WARNING: The following post is long and very, VERY dry. Trust me on this… DO NOT read this for entertainment value!
To help me remember some of what we covered in last week’s Seamanship course I have decided to write it out. If some newbie actually learns something from this some day, so much the better. Here we go…
On every nautical chart you will find a compass rose similar to the one illustrated below. This one just happens to be on the chart for our local waters.
You will see that in the image there are actually two compass circles, an inner and an outer one. The outer circle’s star at the top, labeled 0˚, refers to True North. If you look on the inner circle you will note that 0˚on it, which refers to Magnetic North, does not match up with the outer one. This angular difference between True North and Magnetic North is referred to as Variation. This difference varies not only on where you are in the world but it also changes each year!

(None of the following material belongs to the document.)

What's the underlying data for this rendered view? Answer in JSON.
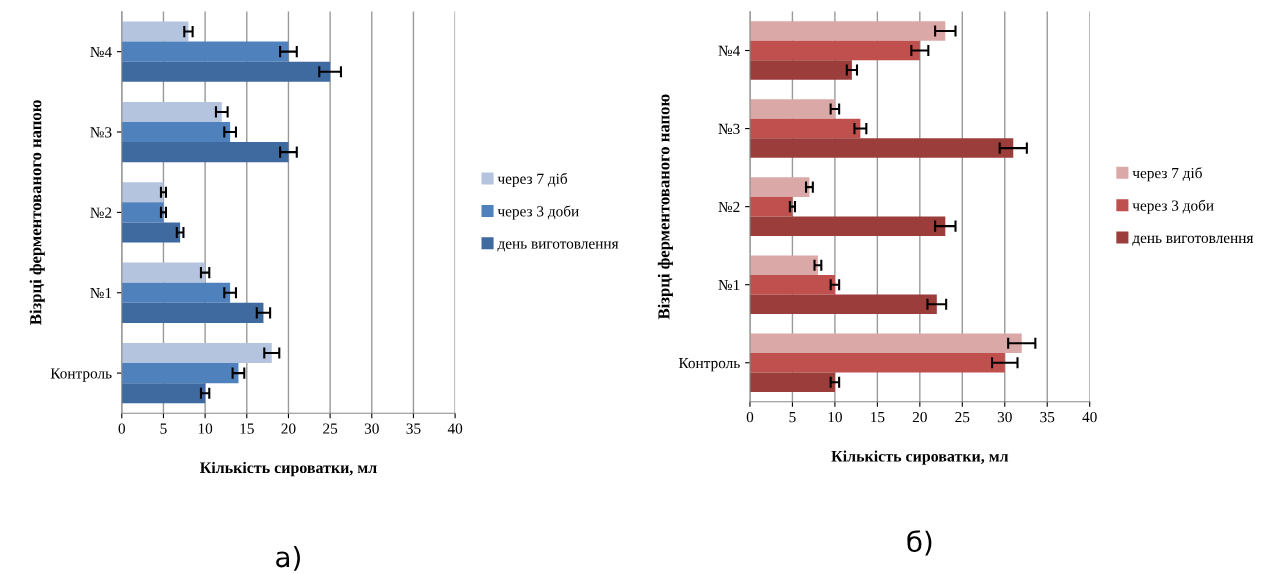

Why is this important? The compass on our boat shows magnetic bearings, but often courses are plotted using true bearings. Because of this difference we need to be able to go between the two figures taking this difference into account. How do we do this? Using the above image as an example, we first need to figure out what the variation would be today. Inside the two circles it says 12 1/2˚ W 1999 (2’W). What this means is that in the year 1999 Magnetic North would have been 12.5 degrees to the West of True North. But it also indicates that there is an ANNUAL INCREASE in this variation of 2′ (the ‘ symbol indicates minutes. There are 60 minutes in 1 degree). I say INCREASE because it is also to the West. If it had been East it would have been a DECREASE. So, with today being 2010, 11 years later, we need to multiply 11 x 2 to calculate the number of minutes difference.
2′ x 11 years = 22′
Because it says that this change is to the W, which is the same direction as the initially-listed variation, we will need to add this amount. This will be easier to do if the figures are both in minutes. So, 12.5˚= 750′ (12.5 x 60).
750′ W + 22 = 772′ W
Now let’s get this back to degrees.
772′ / 60 = 12.87˚ W
Rounded off we end up with a variation today of approximately 13˚ West.
Note: If all the above is confusing I apologize. Remember I am writing it out so that I understand it, not teach it. 🙂
OK, so now we know that today, on whatever chart the above compass rose is marked on, Magnetic North will be 13˚ to the West of True North, and so will every other point on that compass. I’m sure you can imagine that 13˚ is a fairly significant amount that definitely needs to be taken into consideration when plotting a course!
So now what? Here is where the post’s title CADET comes in. CADET stands for:
Compass ADd East for True
This acronym is a reminder for the process of going back and forth between Compass (Magnetic) bearings and True bearings. As an example, let’s say that you were steering a compass course of 090 (zero nine zero, not ninety) and we have the variation of 13˚W (from our calculations above), how would we determine the True bearing? Because we are going from Compass to True we will use the bottom of the graphic (note the direction of the arrows). If the variation was East we would be adding it from our course. Because it is west we will do the opposite and subtract it. 13˚ deducted from 90˚ gives us a True bearing of 077. What if we had a True bearing and wanted to know what course to steer? We would then use the top of the graphic (arrows are pointing from True to Compass). Using an example of a 050 True course and the same 13˚W variation we would add 13 to 50, coming up with a magnetic, or Compass bearing of 063.
That’s pretty much it. There are a couple of other ways to remember this, but the above seems straight forward enough, once you get your head around it.
We have one more variable in this process yet to be discussed and that is Deviation. Deviation is defined by wikipedia as “the error induced in a compass by local magnetic fields.” This varies from boat to boat. If we know the Deviation of our boat’s compass we can calculate how it affects our bearings using the same basic formula.
See. I told you not to read all that! I can’t believe that I even took the time to write all that!!!